6 bulan berlalu sejak telepon itu. Selain rajin kuliah, Dito benar-benar bekerja keras untuk meningkatkan kemampuan dance crewnya. Rajin berlatih dan ikut pelatihan ini itu, selain juga ikut lomba-lomba dan job. Semua itu dia lakukan karena dia masih selalu mengingat kata-kataMita 5 tahun lalu.
“Hai,” sapa Dito. “Oh, halo,” kata Mita sambil tersenyum. Hari itu Mita dan Dito sedang sama-sama ikut lomba bahasa Inggris antar SMP, dan kebetulan mereka duduk sebelahan. Dari 2 kata itu, berlanjut menjadi perkenalan yang lebih baik, lalu berteman.
Suatu kali Mita ada show bersama kelompok ballet-nya, dan Dito kebetulan bisa nonton. Di sana, dia melihat suatu kesungguhan dari tarian Mita. Padahal, hari-hari itu, jarang orang masih jadi penari, terutama penari ballet.
“Kamu suka nari?” tanya Dito kemudian. “Iya, suatu hari nanti aku mau jadi penari ballet professional! Dibayar untuk menari, itu terlalu enak. Tapi itu yang aku inginkan. Sehari tanpa menari terasa, yah, hambar. Menari adalah hidupku, setiap langkah dan gerakan tangan adalah tarian.”
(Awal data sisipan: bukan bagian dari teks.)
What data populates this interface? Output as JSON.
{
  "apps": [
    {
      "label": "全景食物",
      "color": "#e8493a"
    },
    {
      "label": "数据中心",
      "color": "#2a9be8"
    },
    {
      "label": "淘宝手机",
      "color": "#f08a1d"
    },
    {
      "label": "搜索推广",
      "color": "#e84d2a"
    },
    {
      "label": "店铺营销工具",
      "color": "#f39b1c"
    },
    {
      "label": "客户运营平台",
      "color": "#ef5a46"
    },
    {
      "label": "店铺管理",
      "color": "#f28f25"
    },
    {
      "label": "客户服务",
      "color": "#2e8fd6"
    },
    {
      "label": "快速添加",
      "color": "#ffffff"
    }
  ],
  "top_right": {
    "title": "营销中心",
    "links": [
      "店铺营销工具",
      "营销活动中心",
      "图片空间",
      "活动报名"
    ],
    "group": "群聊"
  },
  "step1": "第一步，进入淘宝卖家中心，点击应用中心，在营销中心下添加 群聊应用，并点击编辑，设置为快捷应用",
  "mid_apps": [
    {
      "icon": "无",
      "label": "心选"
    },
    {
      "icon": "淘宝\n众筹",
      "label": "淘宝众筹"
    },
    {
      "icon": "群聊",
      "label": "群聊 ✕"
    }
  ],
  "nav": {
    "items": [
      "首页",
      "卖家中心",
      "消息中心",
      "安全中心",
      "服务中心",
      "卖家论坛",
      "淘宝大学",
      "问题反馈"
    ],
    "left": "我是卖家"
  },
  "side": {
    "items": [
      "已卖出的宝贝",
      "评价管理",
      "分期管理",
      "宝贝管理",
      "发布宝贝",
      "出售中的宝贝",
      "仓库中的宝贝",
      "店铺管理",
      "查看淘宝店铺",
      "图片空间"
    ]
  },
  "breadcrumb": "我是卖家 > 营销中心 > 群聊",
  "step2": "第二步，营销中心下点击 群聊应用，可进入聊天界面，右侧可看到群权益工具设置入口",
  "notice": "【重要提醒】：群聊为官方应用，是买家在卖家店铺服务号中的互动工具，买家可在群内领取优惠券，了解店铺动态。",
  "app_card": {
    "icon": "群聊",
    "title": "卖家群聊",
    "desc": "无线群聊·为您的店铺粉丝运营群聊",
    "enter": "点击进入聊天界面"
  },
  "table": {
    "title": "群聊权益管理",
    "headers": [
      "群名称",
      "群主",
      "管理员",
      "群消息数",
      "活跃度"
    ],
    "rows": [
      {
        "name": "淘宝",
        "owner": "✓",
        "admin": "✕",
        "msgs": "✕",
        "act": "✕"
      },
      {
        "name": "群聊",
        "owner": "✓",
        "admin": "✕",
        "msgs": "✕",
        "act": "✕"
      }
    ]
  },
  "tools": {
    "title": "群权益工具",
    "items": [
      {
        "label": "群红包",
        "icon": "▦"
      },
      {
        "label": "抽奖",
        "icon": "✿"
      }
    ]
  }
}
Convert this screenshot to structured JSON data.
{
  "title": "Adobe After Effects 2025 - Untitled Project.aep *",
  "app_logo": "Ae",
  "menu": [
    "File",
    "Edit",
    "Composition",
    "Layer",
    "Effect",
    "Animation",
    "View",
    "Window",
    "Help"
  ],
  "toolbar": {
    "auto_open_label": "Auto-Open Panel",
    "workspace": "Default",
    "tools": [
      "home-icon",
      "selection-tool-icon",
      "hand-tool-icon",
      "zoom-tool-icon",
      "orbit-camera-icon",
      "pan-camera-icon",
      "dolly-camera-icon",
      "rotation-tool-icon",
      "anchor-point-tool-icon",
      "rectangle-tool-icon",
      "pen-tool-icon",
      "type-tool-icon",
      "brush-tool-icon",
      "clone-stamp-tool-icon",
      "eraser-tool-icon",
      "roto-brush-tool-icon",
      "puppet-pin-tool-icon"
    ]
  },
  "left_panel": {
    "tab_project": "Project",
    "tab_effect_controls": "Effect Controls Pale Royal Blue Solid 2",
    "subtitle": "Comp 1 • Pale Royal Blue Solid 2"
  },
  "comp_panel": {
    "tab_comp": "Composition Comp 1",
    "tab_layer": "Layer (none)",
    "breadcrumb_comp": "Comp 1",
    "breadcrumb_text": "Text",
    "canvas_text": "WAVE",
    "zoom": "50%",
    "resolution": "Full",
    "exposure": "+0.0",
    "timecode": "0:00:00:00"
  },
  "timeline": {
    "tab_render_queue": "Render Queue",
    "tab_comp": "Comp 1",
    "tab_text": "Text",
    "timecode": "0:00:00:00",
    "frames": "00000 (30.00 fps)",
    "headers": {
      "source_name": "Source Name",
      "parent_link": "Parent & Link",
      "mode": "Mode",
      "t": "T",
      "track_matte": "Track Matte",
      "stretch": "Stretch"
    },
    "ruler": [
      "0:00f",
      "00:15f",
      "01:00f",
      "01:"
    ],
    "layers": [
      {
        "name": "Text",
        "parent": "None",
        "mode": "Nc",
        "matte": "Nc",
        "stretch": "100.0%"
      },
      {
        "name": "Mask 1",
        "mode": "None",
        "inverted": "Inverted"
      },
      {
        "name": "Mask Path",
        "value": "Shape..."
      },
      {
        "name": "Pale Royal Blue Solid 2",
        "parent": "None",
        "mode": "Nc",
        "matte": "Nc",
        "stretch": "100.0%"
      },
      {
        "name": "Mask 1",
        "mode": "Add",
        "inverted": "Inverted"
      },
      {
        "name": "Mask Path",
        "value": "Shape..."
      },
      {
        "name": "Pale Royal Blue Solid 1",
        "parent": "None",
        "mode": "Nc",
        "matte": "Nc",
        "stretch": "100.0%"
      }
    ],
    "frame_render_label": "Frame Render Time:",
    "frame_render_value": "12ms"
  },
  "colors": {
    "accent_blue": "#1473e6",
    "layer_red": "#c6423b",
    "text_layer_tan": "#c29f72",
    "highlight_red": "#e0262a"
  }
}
Dito termenung, terpukau dengan jawaban Mita. Dan dari situ dia tahu, kalau dia mau jadi bagian hidup dari gadis itu, dia juga harus memiliki ‘hidup’ yang sama, tari. Tapi dari pada menari ballet, di mana cowok itu jarang, dia memilih hip-hop, yang juga lebih style dia. Dan rupanya Mita juga menerima hal itu, dan mengijinkan Dito untuk masuk lebih dekat dalam hidupnya. Dan Dito juga tidak pernah lepas dari yang namanya hip-hop lagi, itu menjadi hidupnya sekarang.
-*^^*-
Dito sedang duduk-duduk di lorong kampusnya, hingga tiba-tiba seorang sahabatnya, Reno, yang berasal dari SMA yang sama, tiba-tiba berlari cepat menuju Dito. “Dit, cepetan sini!” kata Reno lalu berlari sambil menarik Dito. Dito nggak sempat ngomong apa-apa lagi, sambil berusaha menyeimbangan tubuh yang selalu hampir jatuh.
Sampai di depan TU, tubuh Dito mematung. Sosok itu dulu sangat sering ditemuinya. Ibunda Mita. Sepertinya sosok itu juga sedang memperhatikan Dito, yang walau dalam tempo kurang dari setahun sejak mereka terakhir bertemu, sudah berubah banyak. Wanita itu lalu berjalan mendekati Dito, sementara Dito masih berkutat dengan pikirannya, apakah Mita ada di sini juga?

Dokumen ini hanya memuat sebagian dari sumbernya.